I hope to make this somewhat of a series, where I make examples of making binary/continuous predictions with text/image data, etc. I’ve used tensorflow
quite a bit, and often ran into seemingly simple errors. My goal with torch is to have a resource online that will help others overcome these.
I’m very excited to see Torch develop within the R community. Binding directly to the C++ libraries is going to pay dividends, as it removed the step of managing python environments within R (which was a necessary pain).
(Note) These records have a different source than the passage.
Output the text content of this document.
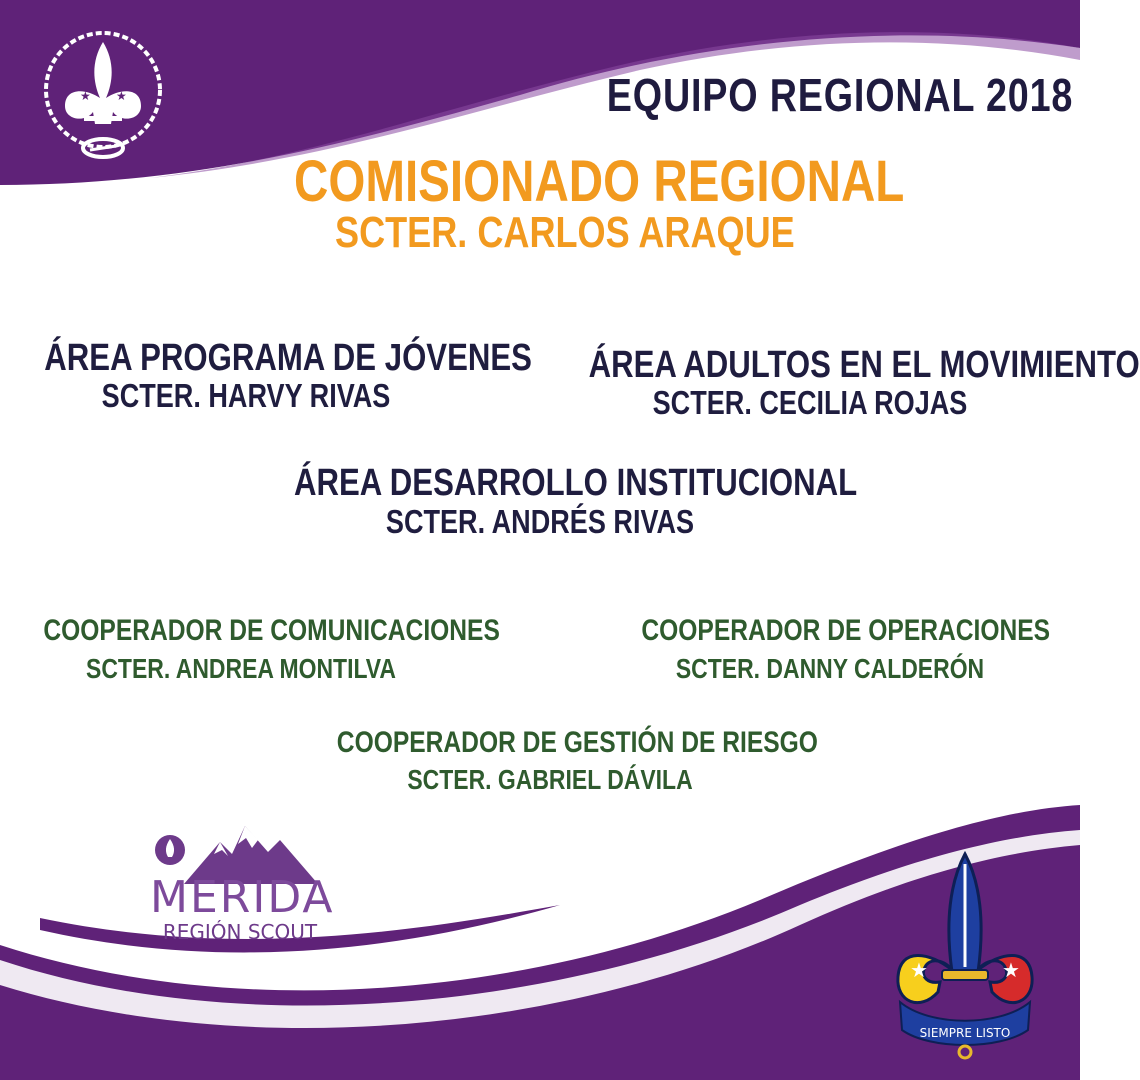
★ ★	EQUIPO REGIONAL 2018
COMISIONADO REGIONAL
SCTER. CARLOS ARAQUE
ÁREA PROGRAMA DE JÓVENES
SCTER. HARVY RIVAS
ÁREA ADULTOS EN EL MOVIMIENTO
SCTER. CECILIA ROJAS
ÁREA DESARROLLO INSTITUCIONAL
SCTER. ANDRÉS RIVAS
COOPERADOR DE COMUNICACIONES
SCTER. ANDREA MONTILVA
COOPERADOR DE OPERACIONES
SCTER. DANNY CALDERÓN
COOPERADOR DE GESTIÓN DE RIESGO
SCTER. GABRIEL DÁVILA
MERIDA
REGIÓN SCOUT
★	★
SIEMPRE LISTO
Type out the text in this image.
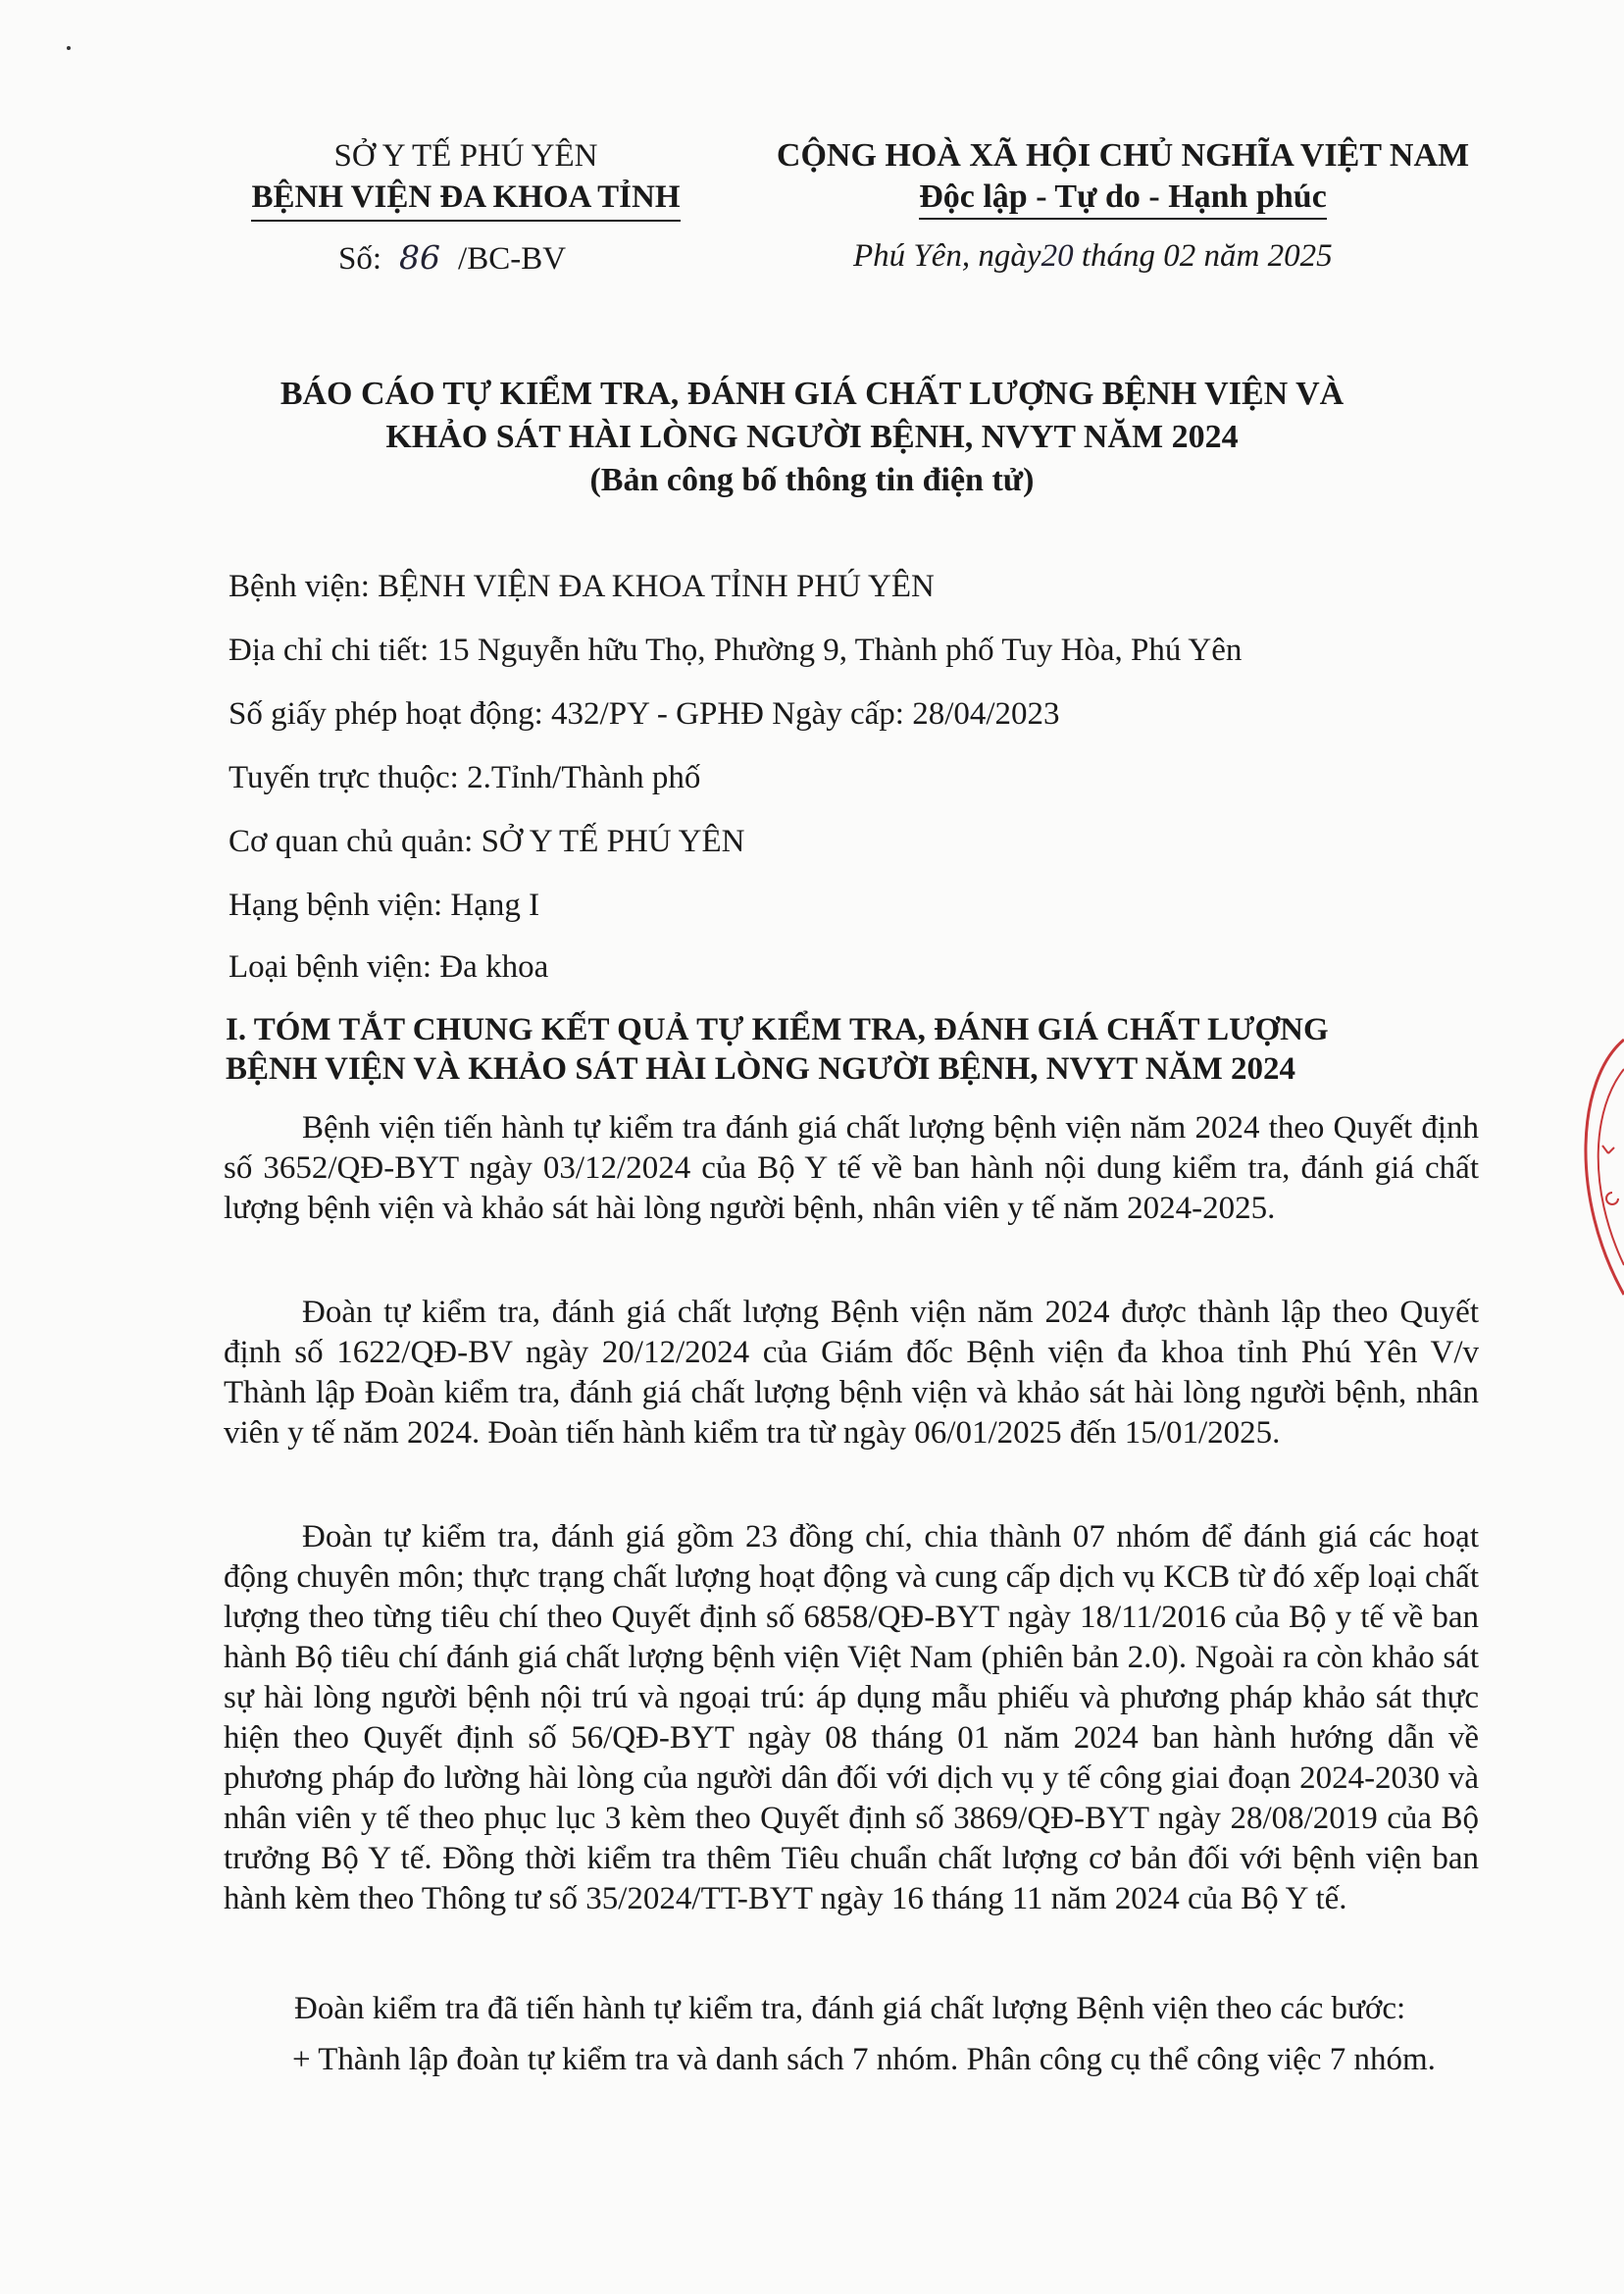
SỞ Y TẾ PHÚ YÊN
BỆNH VIỆN ĐA KHOA TỈNH
CỘNG HOÀ XÃ HỘI CHỦ NGHĨA VIỆT NAM
Độc lập - Tự do - Hạnh phúc
Số: 86 /BC-BV	Phú Yên, ngày20 tháng 02 năm 2025
BÁO CÁO TỰ KIỂM TRA, ĐÁNH GIÁ CHẤT LƯỢNG BỆNH VIỆN VÀ
KHẢO SÁT HÀI LÒNG NGƯỜI BỆNH, NVYT NĂM 2024
(Bản công bố thông tin điện tử)
Bệnh viện: BỆNH VIỆN ĐA KHOA TỈNH PHÚ YÊN
Địa chỉ chi tiết: 15 Nguyễn hữu Thọ, Phường 9, Thành phố Tuy Hòa, Phú Yên
Số giấy phép hoạt động: 432/PY - GPHĐ Ngày cấp: 28/04/2023
Tuyến trực thuộc: 2.Tỉnh/Thành phố
Cơ quan chủ quản: SỞ Y TẾ PHÚ YÊN
Hạng bệnh viện: Hạng I
Loại bệnh viện: Đa khoa
I. TÓM TẮT CHUNG KẾT QUẢ TỰ KIỂM TRA, ĐÁNH GIÁ CHẤT LƯỢNG
BỆNH VIỆN VÀ KHẢO SÁT HÀI LÒNG NGƯỜI BỆNH, NVYT NĂM 2024
Bệnh viện tiến hành tự kiểm tra đánh giá chất lượng bệnh viện năm 2024 theo Quyết định số 3652/QĐ-BYT ngày 03/12/2024 của Bộ Y tế về ban hành nội dung kiểm tra, đánh giá chất lượng bệnh viện và khảo sát hài lòng người bệnh, nhân viên y tế năm 2024-2025.
Đoàn tự kiểm tra, đánh giá chất lượng Bệnh viện năm 2024 được thành lập theo Quyết định số 1622/QĐ-BV ngày 20/12/2024 của Giám đốc Bệnh viện đa khoa tỉnh Phú Yên V/v Thành lập Đoàn kiểm tra, đánh giá chất lượng bệnh viện và khảo sát hài lòng người bệnh, nhân viên y tế năm 2024. Đoàn tiến hành kiểm tra từ ngày 06/01/2025 đến 15/01/2025.
Đoàn tự kiểm tra, đánh giá gồm 23 đồng chí, chia thành 07 nhóm để đánh giá các hoạt động chuyên môn; thực trạng chất lượng hoạt động và cung cấp dịch vụ KCB từ đó xếp loại chất lượng theo từng tiêu chí theo Quyết định số 6858/QĐ-BYT ngày 18/11/2016 của Bộ y tế về ban hành Bộ tiêu chí đánh giá chất lượng bệnh viện Việt Nam (phiên bản 2.0). Ngoài ra còn khảo sát sự hài lòng người bệnh nội trú và ngoại trú: áp dụng mẫu phiếu và phương pháp khảo sát thực hiện theo Quyết định số 56/QĐ-BYT ngày 08 tháng 01 năm 2024 ban hành hướng dẫn về phương pháp đo lường hài lòng của người dân đối với dịch vụ y tế công giai đoạn 2024-2030 và nhân viên y tế theo phục lục 3 kèm theo Quyết định số 3869/QĐ-BYT ngày 28/08/2019 của Bộ trưởng Bộ Y tế. Đồng thời kiểm tra thêm Tiêu chuẩn chất lượng cơ bản đối với bệnh viện ban hành kèm theo Thông tư số 35/2024/TT-BYT ngày 16 tháng 11 năm 2024 của Bộ Y tế.
Đoàn kiểm tra đã tiến hành tự kiểm tra, đánh giá chất lượng Bệnh viện theo các bước:
+ Thành lập đoàn tự kiểm tra và danh sách 7 nhóm. Phân công cụ thể công việc 7 nhóm.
First, it’s going to be fun to see libraries like torchtext
and pyro
get ported over and used within R. Second, I think this setup makes it likely that we’ll see some R torch libraries get created that will have to be ported over to Python. The RStudio team absolutely crushed it with this port, and I’m excited to see how they and the R community at large continue to build on this.